Network Intrusion Detection Model Using TabNet

Abstract

Cyber-attacks are increasing worldwide in their complexity, coverage, and damaging impacts. Every victim or target of cyber-attacks must strengthen their defense, mitigation, and recovery mechanism to be immune from future cyber-attacks. One such mechanism is an intrusion detection system. An intrusion detection system is a software or firmware system that monitors intrusion activities in the network or host devices. To defend well from cyber-attacks, an intrusion detection system must be efficient in its detection performance, processing speed, and response time. And also, an intrusion detection system must balance interpretability with high detection performance to be trusted with its detection result and to be deployed in real-world critical application areas.
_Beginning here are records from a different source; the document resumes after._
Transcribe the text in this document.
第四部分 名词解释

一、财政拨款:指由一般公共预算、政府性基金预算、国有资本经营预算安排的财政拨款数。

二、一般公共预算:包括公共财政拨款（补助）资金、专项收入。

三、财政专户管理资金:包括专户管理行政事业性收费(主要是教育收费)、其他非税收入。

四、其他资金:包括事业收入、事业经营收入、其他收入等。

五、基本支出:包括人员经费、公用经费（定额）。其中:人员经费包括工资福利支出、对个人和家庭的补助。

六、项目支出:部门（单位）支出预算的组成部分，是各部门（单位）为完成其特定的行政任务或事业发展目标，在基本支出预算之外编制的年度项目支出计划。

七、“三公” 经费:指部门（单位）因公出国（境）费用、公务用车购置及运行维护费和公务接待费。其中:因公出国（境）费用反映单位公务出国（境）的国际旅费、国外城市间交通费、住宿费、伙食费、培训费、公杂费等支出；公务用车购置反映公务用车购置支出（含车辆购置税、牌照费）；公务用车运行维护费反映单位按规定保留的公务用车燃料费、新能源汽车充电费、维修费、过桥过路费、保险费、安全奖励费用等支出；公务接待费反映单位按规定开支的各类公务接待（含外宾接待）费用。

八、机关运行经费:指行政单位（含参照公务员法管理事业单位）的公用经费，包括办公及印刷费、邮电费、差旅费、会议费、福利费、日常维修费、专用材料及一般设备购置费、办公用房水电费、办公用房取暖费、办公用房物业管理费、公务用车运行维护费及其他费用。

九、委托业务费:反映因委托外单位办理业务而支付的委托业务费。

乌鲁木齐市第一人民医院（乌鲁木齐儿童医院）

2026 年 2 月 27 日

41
But existing intrusion detection systems especially network-based intrusion detection systems that are implemented using machine learning and deep learning techniques are suffered from some challenges such as low detection performance, complex and opaque detection models, high model training, and test time. Therefore, this research study developed high detection performance and interpretable network intrusion model using TabNet deep neural network and sequential attention encoder model. The model was trained and tested using a recent, more realistic, and representative CICIDS2017 dataset. TabNet encoder's performance to transform the input data into a useful representation of features and its ability to choose salient features sequentially in each step resulted in a high-performance and locally as well as globally interpretable network intrusion detection model. Performance evaluation of the developed model shows a 0.00049 False Positive Rate value and 99.98% of accuracy value on the balanced dataset experiment. A comparative study with state-of-the-art XGBoost model and Autoencoder models on detection performance, model interpretability, scalability, and robustness criteria also shows a promising result of the proposed model.